Vettel has missed out on chances at victory in the last two Turkish Grands Prix.
Can he put an end to his losing streak on Sunday?
With a pole position start he is the red-hot favourite to win.
Vettel started from pole position here in 2009. But within half a lap he’d run wide and lost the lead to Jenson Button, who went on to win.
Last year a broken anti-roll bar in qualifying cost him pole position. He was on the verge of passing team mate Mark Webber to lead when he inexplicably drifted towards his team mate, triggering a crash that ended his race.
But this time the odds are clearly stacked in his favour.
After qualifying Lewis Hamilton lamented missing out on starting from the clean side of the grid, as has happened to him more often than not at Istanbul.
Starting on the even-numbered side of the grid is a distinct disadvantage. Hamilton started second here last year and was easily passed by third-place Vettel at the start – though he was able to re-pass him later on in the lap.
Sam Bird, who started second in today’s GP2 feature race, had exactly the same problem (see here for a video of it, and also Fabio Leimer’s frightening crash from which he happily emerged unscathed).

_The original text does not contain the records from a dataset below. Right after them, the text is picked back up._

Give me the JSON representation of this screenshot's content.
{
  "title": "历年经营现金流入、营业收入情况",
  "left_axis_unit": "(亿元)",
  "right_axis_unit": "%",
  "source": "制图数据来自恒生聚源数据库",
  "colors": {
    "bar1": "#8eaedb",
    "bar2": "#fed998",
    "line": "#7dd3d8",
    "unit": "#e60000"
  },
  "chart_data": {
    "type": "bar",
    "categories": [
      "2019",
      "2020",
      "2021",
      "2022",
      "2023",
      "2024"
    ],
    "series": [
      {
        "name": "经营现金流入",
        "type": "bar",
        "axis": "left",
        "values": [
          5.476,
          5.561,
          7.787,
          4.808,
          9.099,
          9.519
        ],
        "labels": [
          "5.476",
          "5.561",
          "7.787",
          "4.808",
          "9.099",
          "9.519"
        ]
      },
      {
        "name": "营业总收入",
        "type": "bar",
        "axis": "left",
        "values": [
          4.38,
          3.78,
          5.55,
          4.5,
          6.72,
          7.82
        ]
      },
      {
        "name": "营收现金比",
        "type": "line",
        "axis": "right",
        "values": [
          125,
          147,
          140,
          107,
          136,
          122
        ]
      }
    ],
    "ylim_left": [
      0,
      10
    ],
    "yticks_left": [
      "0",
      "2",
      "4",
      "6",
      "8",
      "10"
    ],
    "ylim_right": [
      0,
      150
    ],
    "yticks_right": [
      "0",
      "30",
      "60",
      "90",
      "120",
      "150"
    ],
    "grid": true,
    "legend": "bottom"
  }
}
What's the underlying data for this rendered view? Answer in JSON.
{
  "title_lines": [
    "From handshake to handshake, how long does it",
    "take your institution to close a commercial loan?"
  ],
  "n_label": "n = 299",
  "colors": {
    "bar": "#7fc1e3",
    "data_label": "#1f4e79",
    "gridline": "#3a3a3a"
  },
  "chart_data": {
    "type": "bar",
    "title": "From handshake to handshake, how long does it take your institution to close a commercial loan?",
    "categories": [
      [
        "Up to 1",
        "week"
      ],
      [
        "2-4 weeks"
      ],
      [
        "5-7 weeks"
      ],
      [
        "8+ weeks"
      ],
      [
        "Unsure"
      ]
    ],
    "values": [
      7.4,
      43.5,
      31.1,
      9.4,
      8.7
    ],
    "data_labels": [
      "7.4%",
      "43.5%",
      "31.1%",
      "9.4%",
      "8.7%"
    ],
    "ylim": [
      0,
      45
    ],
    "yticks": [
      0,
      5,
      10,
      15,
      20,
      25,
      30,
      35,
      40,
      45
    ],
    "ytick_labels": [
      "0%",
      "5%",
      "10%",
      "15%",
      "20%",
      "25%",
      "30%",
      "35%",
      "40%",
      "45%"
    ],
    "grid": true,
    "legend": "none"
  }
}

Starting off-line is especially disadvantageous at Istanbul because the racing line does not cut across the straight, and the track does not get used much between F1 races.
At 120m the run to the first corner is one of the shortest of the year but that’s still enough for a driver who makes a slow start to be punished. Mark Webber (second), Hamilton (fourth) and those directly behind them could find themselves having to defend as they start.
The rain that hit first practice on Friday is not expected to return during the race, though temperature should be slightly cooler.
Tyre degradation has proved to be less severe than expected so most cars should be three-stopping instead of four. As we saw in China, teams are likely to approach the race trying to get away with as few stops as possible, and only commit to a higher number of stops if they really need to.
Mark Webber may be starting 16 places closer to his team mate than he did in China but taking that one last place necessary to beat him will be a tall order.
Dirty side of the grid aside, Webber has usually been a few tenths off his team mate’s pace and has needed an extra pit stop in every race so far.
In many ways, Nico Rosberg could be the bigger threat to Vettel than Webber.
Felipe Massa, tenth on the grid, will have a free choice of tyre having not set a time in Q3. The same goes for the 14 drivers behind him, including Kamui Kobayashi, who will be allowed to start despite not having set a time in qualifying and therefore not beaten the 107% target time.